La polizza di responsabilità civile ci tutela ogni qualvolta siamo chiamati a risarcire i danni che provochiamo a terzi, grazie alla manleva della compagnia che provvede alla liquidazione del danno.
Quando la vicenda si complica ed il danneggiato ci chiama in causa si aprono due alternative:
1) la compagnia, in forza del patto di gestione della lite presente nel contratto assicurativo, ci fornisce l’avvocato da lei designato;
2) incarichiamo un legale di nostra fiducia con il benestare della compagnia.
In entrambi i casi le spese del legale incaricato verranno onorate dalla compagnia, unitamente alle spese del giudizio.
Ma se non vogliamo avvalerci del legale propostoci dalla compagnia e ci difendiamo in giudizio in autonomia, allora, non si potrà chiedere a quest’ultima il rimborso del costo nel nostro avvocato, pur invocando l’art. 1917 comma 3 c.c..
È quanto ha confermato la Suprema Corte con l’ordinanza del 19 febbraio 2020 n. 4202, all’esito di un ricorso ove la materia del contendere riguardava il pagamento delle spese legali sostenute dall’assicurato per resistere in causa all’azione del danneggiato.
Il thema decidendum attiene all’applicazione della clausola contenuta nelle CGC del contratto di assicurazione la quale, come nella maggioranza delle polizze, prevede che “la società non riconosce spese incontrate dall’assicurato per legali o tecnici che non siano da essa designati” e alla sua compatibilità con l’art. 1917 comma 3 c.c., il quale dispone che “ le spese sostenute per resistere all’azione del danneggiato contro l’assicurato son a carico dell’assicuratore nei limiti del quarto della somma assicurata”.

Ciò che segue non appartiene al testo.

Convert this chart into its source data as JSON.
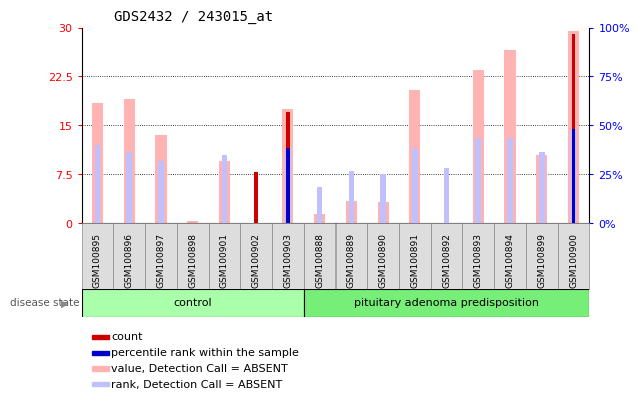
{
  "title": "GDS2432 / 243015_at",
  "samples": [
    "GSM100895",
    "GSM100896",
    "GSM100897",
    "GSM100898",
    "GSM100901",
    "GSM100902",
    "GSM100903",
    "GSM100888",
    "GSM100889",
    "GSM100890",
    "GSM100891",
    "GSM100892",
    "GSM100893",
    "GSM100894",
    "GSM100899",
    "GSM100900"
  ],
  "group_labels": [
    "control",
    "pituitary adenoma predisposition"
  ],
  "group_sizes": [
    7,
    9
  ],
  "value_bars": [
    18.5,
    19.0,
    13.5,
    0.3,
    9.5,
    0.0,
    17.5,
    1.5,
    3.5,
    3.2,
    20.5,
    0.0,
    23.5,
    26.5,
    10.5,
    29.5
  ],
  "rank_bars": [
    12.0,
    11.0,
    9.5,
    0.0,
    10.5,
    0.0,
    11.0,
    5.5,
    8.0,
    7.5,
    11.5,
    8.5,
    13.0,
    13.0,
    11.0,
    14.5
  ],
  "count_bars": [
    0.0,
    0.0,
    0.0,
    0.0,
    0.0,
    7.8,
    17.0,
    0.0,
    0.0,
    0.0,
    0.0,
    0.0,
    0.0,
    0.0,
    0.0,
    29.0
  ],
  "pct_bars": [
    0.0,
    0.0,
    0.0,
    0.0,
    0.0,
    0.0,
    11.5,
    0.0,
    0.0,
    0.0,
    0.0,
    0.0,
    0.0,
    0.0,
    0.0,
    14.5
  ],
  "ylim": [
    0,
    30
  ],
  "yticks": [
    0,
    7.5,
    15,
    22.5,
    30
  ],
  "ytick_labels": [
    "0",
    "7.5",
    "15",
    "22.5",
    "30"
  ],
  "y2tick_labels": [
    "0%",
    "25%",
    "50%",
    "75%",
    "100%"
  ],
  "color_value": "#ffb3b3",
  "color_rank": "#c0c0ff",
  "color_count": "#cc0000",
  "color_pct": "#0000cc",
  "color_group1": "#aaffaa",
  "color_group2": "#77ee77",
  "legend_items": [
    {
      "label": "count",
      "color": "#cc0000"
    },
    {
      "label": "percentile rank within the sample",
      "color": "#0000cc"
    },
    {
      "label": "value, Detection Call = ABSENT",
      "color": "#ffb3b3"
    },
    {
      "label": "rank, Detection Call = ABSENT",
      "color": "#c0c0ff"
    }
  ]
}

Il ricorrente lamenta che detta clausola – a sua dire vessatoria e nulla per mancanza di approvazione per iscritto – comunque non impedisce l’applicazione dell’art. 1917, in ragione del fatto che il diniego della compagnia di rimborsare le spese legali sarebbe giustificato solo laddove la compagnia avesse effettivamente esercitato la facoltà di gestire la lite.
A suo dire, dunque, esiste uno stretto rapporto conseguenziale tra la validità della clausola e l’effettiva assunzione della difesa in giudizio ad opera della compagnia, che ove non esercitata rende prevalente l’applicazione dell’art. 1917 comma 3 c.c..
Il Supremo Collegio non è di pari avviso e rafforza quanto deciso dal Giudice di secondo grado, affermando che il problema non attiene alla validità della clausola, bensì alla validità del patto di gestione della lite al quale la clausola è correlata.
Il patto di gestione della lite è clausola del tutto legittima e non si pone in contrasto con il contenuto dell’art. 1917 c.c., giacché la finalità di entrambe le disposizioni è quella di mantenere indenne l’assicurato dalle spese di resistenza in causa.
Il problema attiene, piuttosto, alla circostanza che l’assicurato aveva deciso di non avvalersi della clausola pattizia (ovvero di ricorrere al legale della compagnia ndr) e in ragione di detta sua – pur legittima – scelta, discende l’ovvio corollario che la compagnia non debba assumere la diretta gestione della lite, con conseguente diniego di rimborsare le spese di resistenza al proprio assicurato.
Cassazione Civile ordinanza del 19 febbraio 2020 n. 4202.